The builders have taken more of their equipment away and on Friday morning the guttering was installed.

The single piece of cladding on the sides of the dormer windows is innovative, then on Friday afternoon the builders covered the east facing half roof with tiles.​

Saturday saw the job completed, followed by a celebratory BBQ. The weather is still nice enough to enjoy Alfresco meals.

​The installation of the Velux roof window was completed so the cottage and loft is now weatherproof, windows apart, which will go in next week, along with the inside and outside wall coverings. 

Some half edging tiles have been ordered, which will arrive next week, then everything will be fixed in place

The son of a near neighbour is getting married on Saturday evening, so there has been a lot of activity in this part of Dol all day. 

As with everything, there are similarities and differences to the sort of weddings I have experienced in various Countries. There won't be a Yowla at tonight's celebrations though! 

One thing which is different here is the parade of decorated cars belonging to friends of the Groom, with the lead car belonging to his best man and containing the Groom. No white Rolls Royce or Bentley's here...

​With much sounding of horns, the cavalcade sets off from the Groom's home and winds its way through the village.

The cars are decorated with coloured ribbons and flowers the Croatian flag is waved from every window and a good time is had by all.

I'm still harvesting tomatoes from the garden and this week have picked around five kilos of green tomatoes, together with onions, peppers, pimentos and some herbs, to make a Green Tomato Chutney. 

With just a few hours sun a day on my orchards at this time of year, there is little scope for the pig tomatoes to ripen, so I have picked all I can find. 

They have been left in the tray for a few days and the pickle pan will be in use this weekend.
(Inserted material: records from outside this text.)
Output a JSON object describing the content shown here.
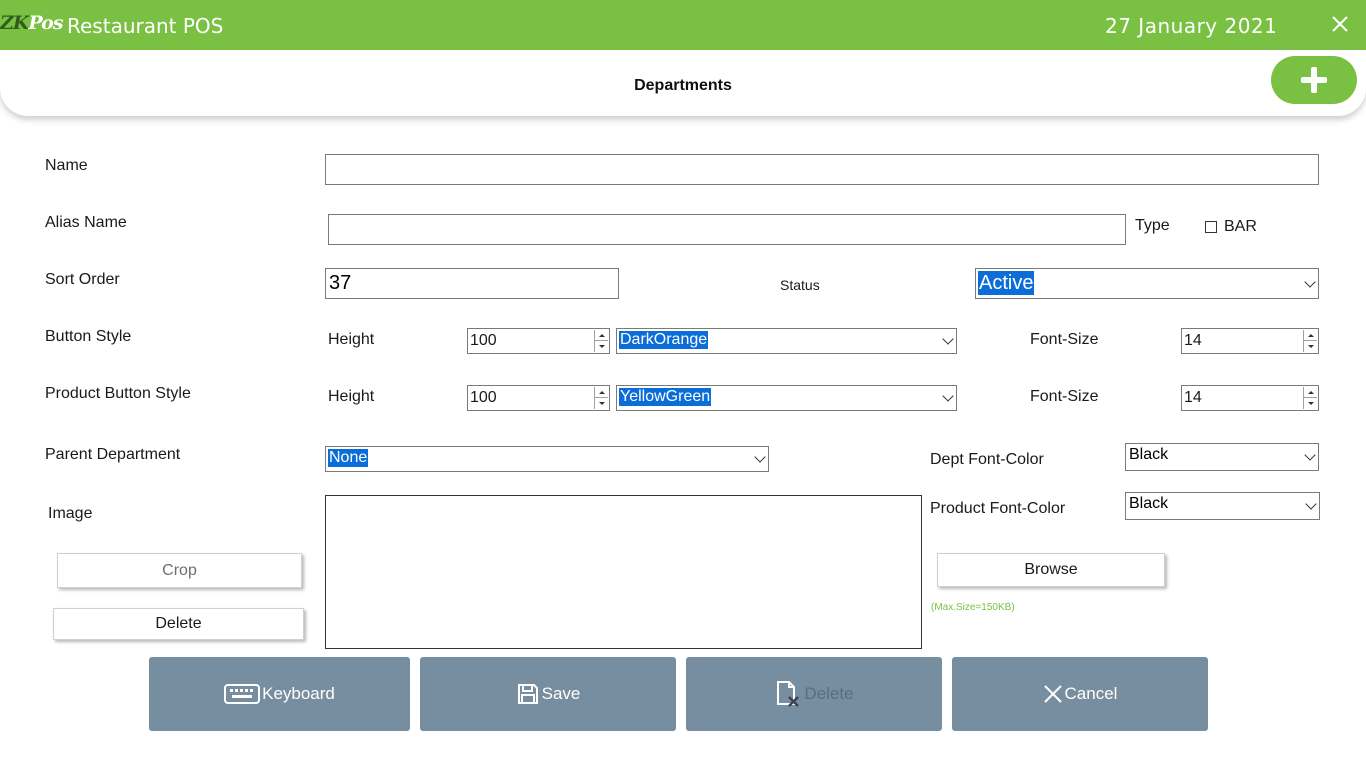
{
  "app": {
    "logo_zk": "ZK",
    "logo_pos": "Pos",
    "title": "Restaurant POS",
    "date": "27 January 2021"
  },
  "page": {
    "title": "Departments"
  },
  "form": {
    "name": {
      "label": "Name",
      "value": ""
    },
    "alias": {
      "label": "Alias Name",
      "value": ""
    },
    "type": {
      "label": "Type",
      "option_label": "BAR",
      "checked": false
    },
    "sort_order": {
      "label": "Sort Order",
      "value": "37"
    },
    "status": {
      "label": "Status",
      "value": "Active"
    },
    "button_style": {
      "label": "Button Style",
      "height_label": "Height",
      "height": "100",
      "color": "DarkOrange",
      "font_size_label": "Font-Size",
      "font_size": "14"
    },
    "product_button_style": {
      "label": "Product Button Style",
      "height_label": "Height",
      "height": "100",
      "color": "YellowGreen",
      "font_size_label": "Font-Size",
      "font_size": "14"
    },
    "parent_department": {
      "label": "Parent Department",
      "value": "None"
    },
    "dept_font_color": {
      "label": "Dept Font-Color",
      "value": "Black"
    },
    "product_font_color": {
      "label": "Product Font-Color",
      "value": "Black"
    },
    "image": {
      "label": "Image",
      "crop_label": "Crop",
      "delete_label": "Delete",
      "browse_label": "Browse",
      "max_size_hint": "(Max.Size=150KB)"
    }
  },
  "actions": {
    "keyboard": "Keyboard",
    "save": "Save",
    "delete": "Delete",
    "cancel": "Cancel"
  },
  "colors": {
    "brand_green": "#7ac143",
    "action_grey": "#778ea0",
    "selection_blue": "#0a6dd8"
  }
}
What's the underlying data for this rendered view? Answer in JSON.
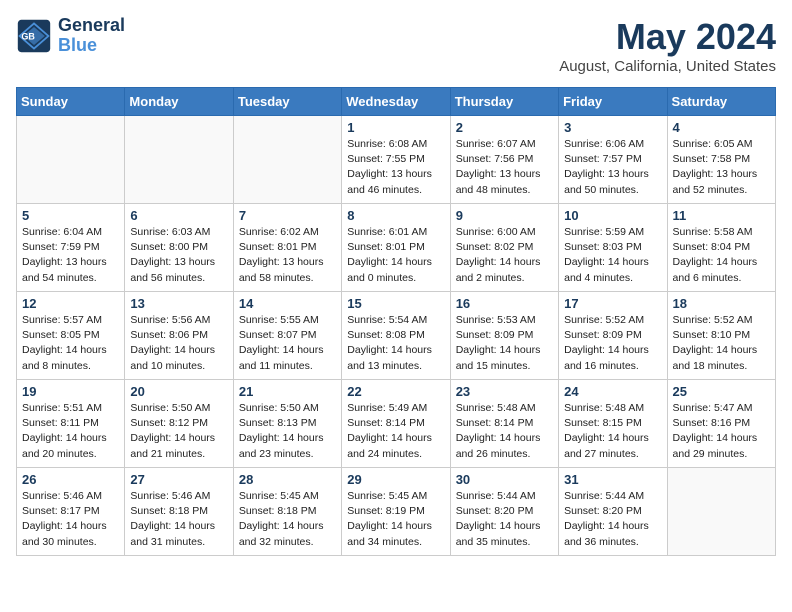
{
  "logo": {
    "line1": "General",
    "line2": "Blue"
  },
  "title": "May 2024",
  "subtitle": "August, California, United States",
  "days_header": [
    "Sunday",
    "Monday",
    "Tuesday",
    "Wednesday",
    "Thursday",
    "Friday",
    "Saturday"
  ],
  "weeks": [
    [
      {
        "day": "",
        "info": ""
      },
      {
        "day": "",
        "info": ""
      },
      {
        "day": "",
        "info": ""
      },
      {
        "day": "1",
        "info": "Sunrise: 6:08 AM\nSunset: 7:55 PM\nDaylight: 13 hours\nand 46 minutes."
      },
      {
        "day": "2",
        "info": "Sunrise: 6:07 AM\nSunset: 7:56 PM\nDaylight: 13 hours\nand 48 minutes."
      },
      {
        "day": "3",
        "info": "Sunrise: 6:06 AM\nSunset: 7:57 PM\nDaylight: 13 hours\nand 50 minutes."
      },
      {
        "day": "4",
        "info": "Sunrise: 6:05 AM\nSunset: 7:58 PM\nDaylight: 13 hours\nand 52 minutes."
      }
    ],
    [
      {
        "day": "5",
        "info": "Sunrise: 6:04 AM\nSunset: 7:59 PM\nDaylight: 13 hours\nand 54 minutes."
      },
      {
        "day": "6",
        "info": "Sunrise: 6:03 AM\nSunset: 8:00 PM\nDaylight: 13 hours\nand 56 minutes."
      },
      {
        "day": "7",
        "info": "Sunrise: 6:02 AM\nSunset: 8:01 PM\nDaylight: 13 hours\nand 58 minutes."
      },
      {
        "day": "8",
        "info": "Sunrise: 6:01 AM\nSunset: 8:01 PM\nDaylight: 14 hours\nand 0 minutes."
      },
      {
        "day": "9",
        "info": "Sunrise: 6:00 AM\nSunset: 8:02 PM\nDaylight: 14 hours\nand 2 minutes."
      },
      {
        "day": "10",
        "info": "Sunrise: 5:59 AM\nSunset: 8:03 PM\nDaylight: 14 hours\nand 4 minutes."
      },
      {
        "day": "11",
        "info": "Sunrise: 5:58 AM\nSunset: 8:04 PM\nDaylight: 14 hours\nand 6 minutes."
      }
    ],
    [
      {
        "day": "12",
        "info": "Sunrise: 5:57 AM\nSunset: 8:05 PM\nDaylight: 14 hours\nand 8 minutes."
      },
      {
        "day": "13",
        "info": "Sunrise: 5:56 AM\nSunset: 8:06 PM\nDaylight: 14 hours\nand 10 minutes."
      },
      {
        "day": "14",
        "info": "Sunrise: 5:55 AM\nSunset: 8:07 PM\nDaylight: 14 hours\nand 11 minutes."
      },
      {
        "day": "15",
        "info": "Sunrise: 5:54 AM\nSunset: 8:08 PM\nDaylight: 14 hours\nand 13 minutes."
      },
      {
        "day": "16",
        "info": "Sunrise: 5:53 AM\nSunset: 8:09 PM\nDaylight: 14 hours\nand 15 minutes."
      },
      {
        "day": "17",
        "info": "Sunrise: 5:52 AM\nSunset: 8:09 PM\nDaylight: 14 hours\nand 16 minutes."
      },
      {
        "day": "18",
        "info": "Sunrise: 5:52 AM\nSunset: 8:10 PM\nDaylight: 14 hours\nand 18 minutes."
      }
    ],
    [
      {
        "day": "19",
        "info": "Sunrise: 5:51 AM\nSunset: 8:11 PM\nDaylight: 14 hours\nand 20 minutes."
      },
      {
        "day": "20",
        "info": "Sunrise: 5:50 AM\nSunset: 8:12 PM\nDaylight: 14 hours\nand 21 minutes."
      },
      {
        "day": "21",
        "info": "Sunrise: 5:50 AM\nSunset: 8:13 PM\nDaylight: 14 hours\nand 23 minutes."
      },
      {
        "day": "22",
        "info": "Sunrise: 5:49 AM\nSunset: 8:14 PM\nDaylight: 14 hours\nand 24 minutes."
      },
      {
        "day": "23",
        "info": "Sunrise: 5:48 AM\nSunset: 8:14 PM\nDaylight: 14 hours\nand 26 minutes."
      },
      {
        "day": "24",
        "info": "Sunrise: 5:48 AM\nSunset: 8:15 PM\nDaylight: 14 hours\nand 27 minutes."
      },
      {
        "day": "25",
        "info": "Sunrise: 5:47 AM\nSunset: 8:16 PM\nDaylight: 14 hours\nand 29 minutes."
      }
    ],
    [
      {
        "day": "26",
        "info": "Sunrise: 5:46 AM\nSunset: 8:17 PM\nDaylight: 14 hours\nand 30 minutes."
      },
      {
        "day": "27",
        "info": "Sunrise: 5:46 AM\nSunset: 8:18 PM\nDaylight: 14 hours\nand 31 minutes."
      },
      {
        "day": "28",
        "info": "Sunrise: 5:45 AM\nSunset: 8:18 PM\nDaylight: 14 hours\nand 32 minutes."
      },
      {
        "day": "29",
        "info": "Sunrise: 5:45 AM\nSunset: 8:19 PM\nDaylight: 14 hours\nand 34 minutes."
      },
      {
        "day": "30",
        "info": "Sunrise: 5:44 AM\nSunset: 8:20 PM\nDaylight: 14 hours\nand 35 minutes."
      },
      {
        "day": "31",
        "info": "Sunrise: 5:44 AM\nSunset: 8:20 PM\nDaylight: 14 hours\nand 36 minutes."
      },
      {
        "day": "",
        "info": ""
      }
    ]
  ]
}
There are very few of the summer crops left, but the winter Broccoli will not be long before it is ready.

​I am surprised how quickly the actual sunlight hours are reducing. 

To the south, where the wild pines and scrub oaks have grown on the ancient terraces, where once olives, lavender and rosemary were carefully tended as crops by locals, the sun now dips behind the trees at 13:45.

Sunset is at 16:35, so when the sun goes, there are still another 3 hours of daylight, but the temperature soon drops and the cold damp of autumn settles in.

My daily check of the actual sun light hours on the roof, now shows just a maximum of 6 hours between the ten hours of sunrise and sunset, although I recognise from may past three winters here, that either side of the winter solstice, this part of Dol where we are in the lea of the southern hills, there is not much sun.

It will soon be time for making Gluhwein!